Stopover of bluethroats Luscina svecica cyanecula in northern Iberia during the autumn migration period

Authors: Juan ARIZAGA, Emilio BARBA, Daniel ALONSO and Antonio VILCHES


Published: Volume 57(1), June 2010. Pages 69-85.

Language: English

Keywords: age, bluethroat, fuel deposition rate, fuel load, Luscinia svecica cyanecula, migration, northern Iberia and stopover duration


Fuel management and stopover duration are parameters of great interest for the understanding of bird migration strategies. Our aim was to study the stopover of bluethroats Luscinia svecica cyanecula in northern Iberia. Data were collected at Badina de Escudera lagoon (reedbeds), Villafranca (42º 16'N 01º 42'W), Ebro Valley. Systematic mist-netting was performed during the autumn migration period between 2003 and 2006. The timing of passage did not vary between age and sex classes, with the bulk of migrants being captured in September.

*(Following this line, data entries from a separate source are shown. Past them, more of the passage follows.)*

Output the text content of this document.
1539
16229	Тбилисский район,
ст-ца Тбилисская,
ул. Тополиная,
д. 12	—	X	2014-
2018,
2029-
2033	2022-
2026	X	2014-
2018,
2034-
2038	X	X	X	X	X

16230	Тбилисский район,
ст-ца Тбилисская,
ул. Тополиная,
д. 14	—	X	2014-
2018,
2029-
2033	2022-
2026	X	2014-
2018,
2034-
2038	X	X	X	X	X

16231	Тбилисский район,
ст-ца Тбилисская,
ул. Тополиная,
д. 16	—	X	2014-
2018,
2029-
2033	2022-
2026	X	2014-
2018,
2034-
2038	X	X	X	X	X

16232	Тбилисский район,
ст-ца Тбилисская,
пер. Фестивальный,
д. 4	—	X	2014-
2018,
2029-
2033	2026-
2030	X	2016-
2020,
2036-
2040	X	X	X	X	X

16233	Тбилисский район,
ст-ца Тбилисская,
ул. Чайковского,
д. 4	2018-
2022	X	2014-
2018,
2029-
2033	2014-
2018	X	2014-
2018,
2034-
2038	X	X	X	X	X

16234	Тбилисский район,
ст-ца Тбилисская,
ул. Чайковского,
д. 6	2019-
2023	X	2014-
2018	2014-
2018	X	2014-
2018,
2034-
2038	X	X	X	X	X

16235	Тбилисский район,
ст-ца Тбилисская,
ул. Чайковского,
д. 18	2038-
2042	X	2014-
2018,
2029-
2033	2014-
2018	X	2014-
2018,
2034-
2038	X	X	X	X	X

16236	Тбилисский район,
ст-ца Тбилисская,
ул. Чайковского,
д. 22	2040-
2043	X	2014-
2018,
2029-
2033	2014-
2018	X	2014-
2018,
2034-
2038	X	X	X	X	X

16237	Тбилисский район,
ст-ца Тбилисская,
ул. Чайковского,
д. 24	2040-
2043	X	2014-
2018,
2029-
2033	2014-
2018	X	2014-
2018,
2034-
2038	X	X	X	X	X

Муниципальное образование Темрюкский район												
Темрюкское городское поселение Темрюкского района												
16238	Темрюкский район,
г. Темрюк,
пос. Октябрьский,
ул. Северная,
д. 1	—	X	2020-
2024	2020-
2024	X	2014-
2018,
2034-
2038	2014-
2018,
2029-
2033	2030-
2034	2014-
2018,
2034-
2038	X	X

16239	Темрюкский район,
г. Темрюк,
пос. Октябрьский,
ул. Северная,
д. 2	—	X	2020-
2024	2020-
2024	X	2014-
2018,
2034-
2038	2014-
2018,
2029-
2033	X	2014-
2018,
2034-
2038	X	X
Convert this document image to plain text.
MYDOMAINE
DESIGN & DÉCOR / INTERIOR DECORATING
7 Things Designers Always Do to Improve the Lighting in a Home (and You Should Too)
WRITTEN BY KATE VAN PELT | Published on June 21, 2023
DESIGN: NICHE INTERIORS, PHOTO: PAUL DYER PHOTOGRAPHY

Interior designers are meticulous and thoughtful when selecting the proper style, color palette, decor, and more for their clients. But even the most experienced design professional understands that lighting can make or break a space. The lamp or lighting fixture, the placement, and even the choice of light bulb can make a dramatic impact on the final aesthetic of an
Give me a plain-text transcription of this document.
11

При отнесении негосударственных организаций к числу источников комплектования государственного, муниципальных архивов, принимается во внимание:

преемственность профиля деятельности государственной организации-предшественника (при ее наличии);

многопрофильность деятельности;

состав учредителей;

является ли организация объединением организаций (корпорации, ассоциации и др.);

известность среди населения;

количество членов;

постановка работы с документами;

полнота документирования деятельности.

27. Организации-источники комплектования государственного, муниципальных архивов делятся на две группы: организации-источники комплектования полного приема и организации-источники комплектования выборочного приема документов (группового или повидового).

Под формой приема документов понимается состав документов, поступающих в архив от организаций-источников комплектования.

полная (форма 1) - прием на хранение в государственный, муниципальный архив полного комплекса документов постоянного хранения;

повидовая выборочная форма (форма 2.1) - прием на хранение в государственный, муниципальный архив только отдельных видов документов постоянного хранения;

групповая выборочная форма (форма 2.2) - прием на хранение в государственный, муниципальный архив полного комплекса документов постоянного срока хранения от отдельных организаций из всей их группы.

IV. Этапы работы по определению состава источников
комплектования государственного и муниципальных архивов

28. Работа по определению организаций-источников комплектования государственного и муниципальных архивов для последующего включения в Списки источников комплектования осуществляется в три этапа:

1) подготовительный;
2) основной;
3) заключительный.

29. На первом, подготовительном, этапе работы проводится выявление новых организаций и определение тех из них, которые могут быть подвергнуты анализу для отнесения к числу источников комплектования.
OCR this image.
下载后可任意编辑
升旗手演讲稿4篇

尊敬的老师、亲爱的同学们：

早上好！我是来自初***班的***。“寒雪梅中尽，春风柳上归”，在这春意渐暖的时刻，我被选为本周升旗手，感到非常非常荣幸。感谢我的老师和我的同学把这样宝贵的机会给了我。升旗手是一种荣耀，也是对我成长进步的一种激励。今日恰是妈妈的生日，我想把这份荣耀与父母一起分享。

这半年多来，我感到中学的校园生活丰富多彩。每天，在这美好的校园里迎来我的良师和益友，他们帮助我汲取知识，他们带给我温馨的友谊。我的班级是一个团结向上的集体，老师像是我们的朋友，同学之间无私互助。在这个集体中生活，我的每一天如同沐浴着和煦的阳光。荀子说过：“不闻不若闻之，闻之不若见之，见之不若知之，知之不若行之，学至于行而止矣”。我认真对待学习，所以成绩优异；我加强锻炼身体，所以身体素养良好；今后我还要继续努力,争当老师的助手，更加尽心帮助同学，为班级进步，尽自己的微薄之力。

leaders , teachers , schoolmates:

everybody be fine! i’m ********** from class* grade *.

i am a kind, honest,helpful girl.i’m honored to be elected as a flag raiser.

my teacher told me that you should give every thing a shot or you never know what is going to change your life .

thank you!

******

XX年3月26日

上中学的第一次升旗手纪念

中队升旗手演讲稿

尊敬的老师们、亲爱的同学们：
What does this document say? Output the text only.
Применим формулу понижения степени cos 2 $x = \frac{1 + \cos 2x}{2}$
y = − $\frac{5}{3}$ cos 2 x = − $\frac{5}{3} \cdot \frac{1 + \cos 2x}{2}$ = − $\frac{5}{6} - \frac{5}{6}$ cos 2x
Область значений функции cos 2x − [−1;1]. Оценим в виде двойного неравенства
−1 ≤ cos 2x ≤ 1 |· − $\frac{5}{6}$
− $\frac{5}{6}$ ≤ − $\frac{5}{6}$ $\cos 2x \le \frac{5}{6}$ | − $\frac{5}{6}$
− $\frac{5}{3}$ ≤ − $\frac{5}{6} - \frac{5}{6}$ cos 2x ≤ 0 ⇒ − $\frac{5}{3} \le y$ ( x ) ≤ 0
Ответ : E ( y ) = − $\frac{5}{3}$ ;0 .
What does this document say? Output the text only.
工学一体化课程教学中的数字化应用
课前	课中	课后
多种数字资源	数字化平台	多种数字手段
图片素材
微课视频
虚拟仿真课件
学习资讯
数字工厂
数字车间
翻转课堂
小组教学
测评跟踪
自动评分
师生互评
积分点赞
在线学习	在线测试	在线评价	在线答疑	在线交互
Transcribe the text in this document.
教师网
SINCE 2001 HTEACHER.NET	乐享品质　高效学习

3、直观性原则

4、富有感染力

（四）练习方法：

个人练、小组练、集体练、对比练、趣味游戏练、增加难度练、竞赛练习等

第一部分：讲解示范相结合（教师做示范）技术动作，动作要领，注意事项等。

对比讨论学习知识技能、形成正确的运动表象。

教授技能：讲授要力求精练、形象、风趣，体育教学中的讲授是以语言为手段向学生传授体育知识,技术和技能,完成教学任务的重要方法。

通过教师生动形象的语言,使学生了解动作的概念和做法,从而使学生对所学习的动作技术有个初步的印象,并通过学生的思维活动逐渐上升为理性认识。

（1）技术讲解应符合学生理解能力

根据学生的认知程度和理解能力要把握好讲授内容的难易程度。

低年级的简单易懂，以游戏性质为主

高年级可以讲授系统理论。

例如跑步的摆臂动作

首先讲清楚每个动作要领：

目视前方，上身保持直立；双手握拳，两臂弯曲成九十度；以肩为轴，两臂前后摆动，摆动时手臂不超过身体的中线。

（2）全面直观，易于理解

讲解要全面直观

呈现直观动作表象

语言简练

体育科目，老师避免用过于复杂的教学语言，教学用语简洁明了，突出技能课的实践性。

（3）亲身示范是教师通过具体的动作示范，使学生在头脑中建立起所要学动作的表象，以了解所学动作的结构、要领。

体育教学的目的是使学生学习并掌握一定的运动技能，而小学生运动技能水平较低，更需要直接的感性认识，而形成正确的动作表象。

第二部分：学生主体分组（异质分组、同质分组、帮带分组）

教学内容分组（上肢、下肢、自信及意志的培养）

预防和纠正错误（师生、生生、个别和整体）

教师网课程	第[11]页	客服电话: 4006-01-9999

The stopover duration was very long (nearly 30 days) compared to that reported from other stopover sites. Main causes explaining these results could be: (i) an atypical September with unfavourable meteorological conditions, and (ii) the interference of apparently wintering specimens. Apart from a small fraction of birds with very large fuel loads, a mean fuel load of nearly 15 % over lean mass suggests that, if a fraction of migrants stopping-over in Badina overwinter in tropical Africa, they must refuel in areas further south to gain sufficient fuel before crossing the Sahara. Conversely, we cannot rule out that these less loaded birds overwintered within the circum-Mediterranean region. Adults were more fuel loaded than juveniles, but this was not due to a higher fuel deposition rate (mean 0.08 g/day). Bluethroats recaptured from 6 to 10 days after the first capture showed a higher mass deposition rate than those recaptured after 10 days or more. This suggests that birds with long stopovers were not true fuelling migrants, but more probably wintering specimens with balanced energy budgets. A long initial lost of mass (5 days) agrees with both the high competition and the interference of wintering specimens hypotheses. In conclusion, Badina de Escudera, in northern Iberia, is an area used by a true, stopping-over population, as well as by apparently wintering specimens.